My cat, Ellie, hops onto the stool. She takes one look at the doll and hops down again.
“Yep, Ellie, that is one ugly doll.”
“So, cursed?” Hope says.
“Not every ugly doll is cursed.”
She rolls her eyes. “It doesn’t matter whether it’s cursed or not. It looks cursed. That’s what counts.”
“It looks dead.”
She squints at the screen. “Kind of?”
“It looks like a dead baby.”
“And that’s a bad thing?”
“Yes, kiddo. It’s a bad thing.” I wave at the shop. “Our clientele is people like our parents. Middle aged. Middle class. Looking for a conversation piece.”
“A doll that looks like a dead baby is a conversation piece.”
“Would Mom have wanted that in our living room?”
She sighs and slumps. As I pretend to tidy, I study her for a reaction to the mention of our parents. It’s been five years since a careless driver stole our father. Two years since cancer stole our mother. We are easing into a place where we can talk about them without diving into the tar pit of grief, and I am glad of that. I don’t want to talk around our parents. I want to talk about them. Bring them to life the only way we can.
“Fine.” Hope flips to another browser tab. “This one?”
“It looks possessed,” I say.
“So, yes?”
“Yes, but if we don’t sell it within a week, I’m turning it to face the wall for a time-out.”

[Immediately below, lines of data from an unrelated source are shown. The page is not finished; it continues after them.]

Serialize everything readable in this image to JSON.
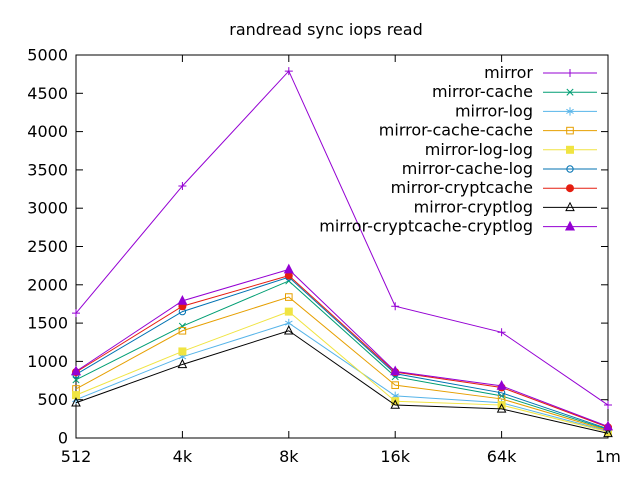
{
  "chart_data": {
    "type": "line",
    "title": "randread sync iops read",
    "xlabel": "",
    "ylabel": "",
    "categories": [
      "512",
      "4k",
      "8k",
      "16k",
      "64k",
      "1m"
    ],
    "ylim": [
      0,
      5000
    ],
    "ytick_step": 500,
    "grid": false,
    "legend_position": "top-right-inside",
    "axis_color": "#000000",
    "background_color": "#ffffff",
    "series": [
      {
        "name": "mirror",
        "color": "#9400d3",
        "marker": "plus",
        "values": [
          1630,
          3290,
          4790,
          1720,
          1380,
          430
        ]
      },
      {
        "name": "mirror-cache",
        "color": "#009e73",
        "marker": "cross",
        "values": [
          760,
          1460,
          2050,
          800,
          550,
          110
        ]
      },
      {
        "name": "mirror-log",
        "color": "#56b4e9",
        "marker": "asterisk",
        "values": [
          500,
          1060,
          1500,
          550,
          460,
          90
        ]
      },
      {
        "name": "mirror-cache-cache",
        "color": "#e69f00",
        "marker": "square-open",
        "values": [
          640,
          1400,
          1840,
          690,
          510,
          100
        ]
      },
      {
        "name": "mirror-log-log",
        "color": "#f0e442",
        "marker": "square-filled",
        "values": [
          560,
          1130,
          1650,
          480,
          430,
          80
        ]
      },
      {
        "name": "mirror-cache-log",
        "color": "#0072b2",
        "marker": "circle-open",
        "values": [
          830,
          1650,
          2100,
          840,
          590,
          120
        ]
      },
      {
        "name": "mirror-cryptcache",
        "color": "#e51e10",
        "marker": "circle-filled",
        "values": [
          860,
          1720,
          2120,
          860,
          660,
          140
        ]
      },
      {
        "name": "mirror-cryptlog",
        "color": "#000000",
        "marker": "triangle-open",
        "values": [
          460,
          960,
          1400,
          430,
          380,
          60
        ]
      },
      {
        "name": "mirror-cryptcache-cryptlog",
        "color": "#9400d3",
        "marker": "triangle-filled",
        "values": [
          870,
          1790,
          2200,
          870,
          680,
          150
        ]
      }
    ]
  }
}
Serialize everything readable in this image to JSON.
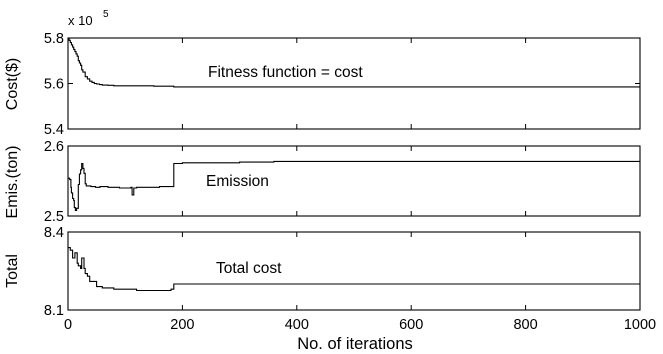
{
  "chart_data": [
    {
      "type": "line",
      "ylabel": "Cost($)",
      "annotation": "Fitness function = cost",
      "multiplier": {
        "base": "x 10",
        "exponent": "5"
      },
      "xlim": [
        0,
        1000
      ],
      "ylim": [
        5.4,
        5.8
      ],
      "yticks": [
        "5.8",
        "5.6",
        "5.4"
      ],
      "ytick_values": [
        5.8,
        5.6,
        5.4
      ],
      "series": [
        {
          "x": [
            0,
            2,
            4,
            6,
            8,
            10,
            12,
            14,
            16,
            18,
            20,
            22,
            24,
            26,
            30,
            34,
            38,
            42,
            46,
            50,
            55,
            60,
            70,
            80,
            100,
            120,
            150,
            180,
            185,
            300,
            500,
            700,
            1000
          ],
          "y": [
            5.8,
            5.79,
            5.78,
            5.77,
            5.76,
            5.75,
            5.74,
            5.73,
            5.72,
            5.7,
            5.69,
            5.68,
            5.66,
            5.65,
            5.63,
            5.62,
            5.61,
            5.605,
            5.6,
            5.598,
            5.595,
            5.593,
            5.592,
            5.59,
            5.59,
            5.59,
            5.588,
            5.588,
            5.585,
            5.585,
            5.585,
            5.585,
            5.585
          ]
        }
      ]
    },
    {
      "type": "line",
      "ylabel": "Emis.(ton)",
      "annotation": "Emission",
      "xlim": [
        0,
        1000
      ],
      "ylim": [
        2.5,
        2.6
      ],
      "yticks": [
        "2.6",
        "2.5"
      ],
      "ytick_values": [
        2.6,
        2.5
      ],
      "series": [
        {
          "x": [
            0,
            3,
            5,
            6,
            8,
            10,
            11,
            13,
            15,
            18,
            20,
            22,
            24,
            26,
            28,
            30,
            32,
            36,
            40,
            48,
            56,
            70,
            90,
            110,
            112,
            115,
            120,
            140,
            160,
            180,
            185,
            200,
            240,
            300,
            360,
            420,
            600,
            800,
            1000
          ],
          "y": [
            2.554,
            2.552,
            2.541,
            2.533,
            2.525,
            2.522,
            2.512,
            2.508,
            2.511,
            2.545,
            2.56,
            2.566,
            2.575,
            2.568,
            2.561,
            2.546,
            2.543,
            2.543,
            2.542,
            2.541,
            2.542,
            2.541,
            2.54,
            2.541,
            2.53,
            2.54,
            2.541,
            2.541,
            2.542,
            2.542,
            2.575,
            2.576,
            2.576,
            2.577,
            2.578,
            2.578,
            2.578,
            2.578,
            2.578
          ]
        }
      ]
    },
    {
      "type": "line",
      "ylabel": "Total",
      "annotation": "Total cost",
      "xlim": [
        0,
        1000
      ],
      "ylim": [
        8.1,
        8.4
      ],
      "yticks": [
        "8.4",
        "8.1"
      ],
      "ytick_values": [
        8.4,
        8.1
      ],
      "series": [
        {
          "x": [
            0,
            4,
            8,
            12,
            16,
            18,
            22,
            24,
            28,
            30,
            34,
            38,
            44,
            50,
            55,
            60,
            70,
            80,
            100,
            120,
            150,
            180,
            185,
            300,
            500,
            700,
            1000
          ],
          "y": [
            8.34,
            8.33,
            8.3,
            8.32,
            8.28,
            8.27,
            8.26,
            8.3,
            8.26,
            8.24,
            8.23,
            8.21,
            8.21,
            8.19,
            8.19,
            8.185,
            8.185,
            8.18,
            8.18,
            8.175,
            8.175,
            8.18,
            8.2,
            8.2,
            8.2,
            8.2,
            8.2
          ]
        }
      ]
    }
  ],
  "xaxis": {
    "label": "No. of iterations",
    "ticks": [
      "0",
      "200",
      "400",
      "600",
      "800",
      "1000"
    ],
    "tick_values": [
      0,
      200,
      400,
      600,
      800,
      1000
    ]
  },
  "colors": {
    "line": "#000000",
    "frame": "#000000",
    "background": "#ffffff"
  }
}
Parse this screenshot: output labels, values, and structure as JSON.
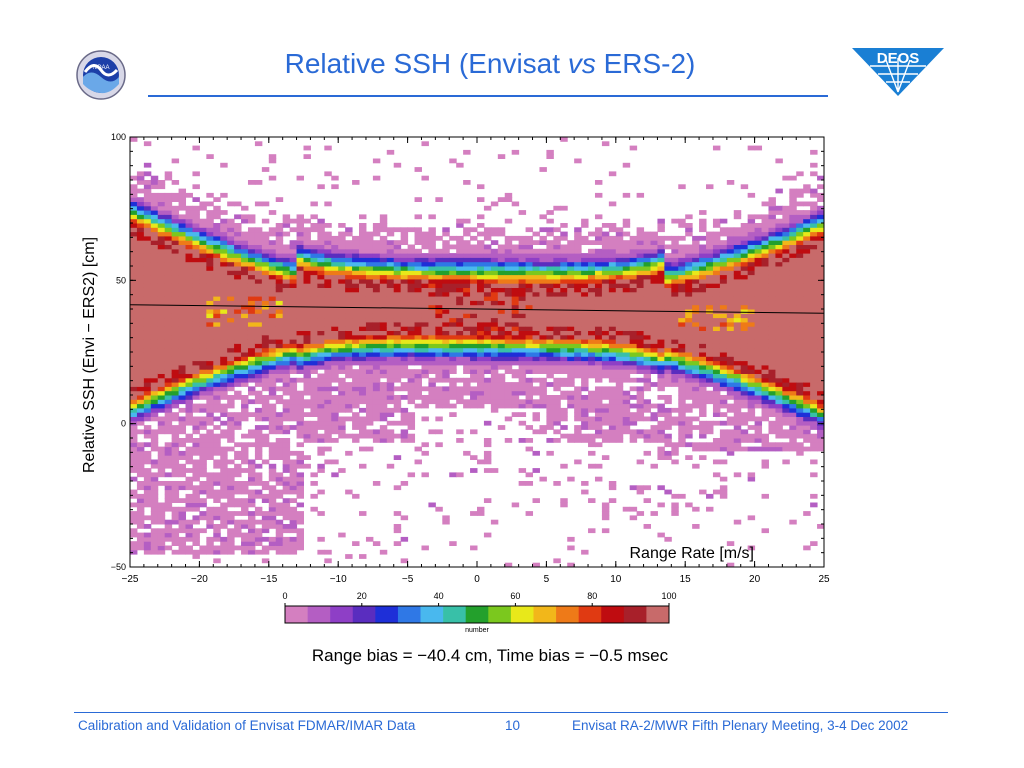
{
  "slide": {
    "title_pre": "Relative SSH (Envisat ",
    "title_em": "vs",
    "title_post": " ERS-2)",
    "logo_left": "NOAA",
    "logo_right": "DEOS",
    "bias_text": "Range bias = −40.4 cm, Time bias = −0.5 msec",
    "footer": {
      "left": "Calibration and Validation of Envisat FDMAR/IMAR Data",
      "page": "10",
      "right": "Envisat RA-2/MWR Fifth Plenary Meeting, 3-4 Dec 2002"
    }
  },
  "chart_data": {
    "type": "heatmap",
    "xlabel": "Range Rate [m/s]",
    "ylabel": "Relative SSH (Envi − ERS2) [cm]",
    "xlim": [
      -25,
      25
    ],
    "ylim": [
      -50,
      100
    ],
    "x_ticks": [
      -25,
      -20,
      -15,
      -10,
      -5,
      0,
      5,
      10,
      15,
      20,
      25
    ],
    "x_tick_labels": [
      "−25",
      "−20",
      "−15",
      "−10",
      "−5",
      "0",
      "5",
      "10",
      "15",
      "20",
      "25"
    ],
    "y_ticks": [
      -50,
      0,
      50,
      100
    ],
    "y_tick_labels": [
      "−50",
      "0",
      "50",
      "100"
    ],
    "colorbar": {
      "label": "number",
      "range": [
        0,
        100
      ],
      "ticks": [
        0,
        20,
        40,
        60,
        80,
        100
      ],
      "colors": [
        "#d47fc0",
        "#b45ec3",
        "#8e3fc6",
        "#5a2dbf",
        "#1e2fd8",
        "#2f78e6",
        "#49b8ee",
        "#38c0a8",
        "#23a02c",
        "#7bc81e",
        "#e8e81a",
        "#f2b71a",
        "#ee7a18",
        "#e03a12",
        "#bf0c10",
        "#a8202a",
        "#c86a6a"
      ]
    },
    "regression_line": {
      "x": [
        -25,
        25
      ],
      "y": [
        41.5,
        38.5
      ]
    },
    "bias": {
      "range_cm": -40.4,
      "time_msec": -0.5
    }
  }
}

“Ooh, no. We should do that right away. Hang a sign warning that shoppers turn it around at their own risk.”
When I don’t immediately say no, she brightens.
I smile over at her. “Yes, that’d be fun.”
“This is why I’m going into marketing. Ani’s the oldest twenty-seven-year-old on the planet. Like a stodgy grandma. No, Hope, you can’t run a sideline hexing exes. No, Hope, you can’t vlog a client’s cursed objects on your TikTok. No, Hope, you can’t tell people they’ll be eaten by a rabid dog if they don’t get Aunt Maude’s tea set uncursed.”
“Mmm, gotta agree with her on the last one.”
“But you’d be fine with the first two, which is why you, dear sister, will be the benefactor of my upcoming college education. I’m going to run all my test cases using your shop. Right after I convert that co
rner”—she points—“into a cursed-doll gallery.”
“Four dolls, kiddo. We agreed on four. No more.”
I’m about to turn away when my gaze snags on the bottom of the webpage. It disappears as Hope closes the tab. I take the laptop from her and reopen it, zooming to the suggested listings. The one I thought I’d seen doesn’t appear.
I type two words in the search box, and the entire page fills with results.
“Cursed paintings?” Hope says. “New sideline, K?”
I flip through the list, most of which is paintings of cats, which could mean the search engine thought that’s what I mistyped . . . or it could think it means the same thing. It wouldn’t be wrong. I glance at Ellie, who’s contemplating sharpening her claws on a three-hundred-year-old chair.
I scroll down and click a listing. A painting of a crying girl fills the screen.
“Holy shit,” I whisper.
“That isn’t creepy,” Hope says. “It’s just depressing. You don’t want that one. Here, let me—”
I smack her arm as she reaches across the keyboard. “You don’t recognize it?”
“Uh, should I?”
“Salvo Costa. Crying Girl. The most famous cursed painting. Well, one of them. It was part of a quartet. All cursed.”
She frowns.
“You never read Mom’s curse scrapbook, did you,” I say.
“Just the pages on dolls.”
I sigh. “Fine. Curse history lesson, just for you, baby sister. It’s the seventies. Guy paints a series of sad kids. Why? Because it’s the seventies, and people ate that shit up. Or that’s how it began. He only meant to paint one and have copies made. He holed up in his studio to do this painting—Crying Girl. When night comes, his wife brings him dinner, and he says to leave it outside the door. Doesn’t touch it. Doesn’t touch breakfast, either. For three days, he drinks nothing but coffee. Lots of coffee. When he emerges, he’s completed a series of four paintings, all of sad kids.”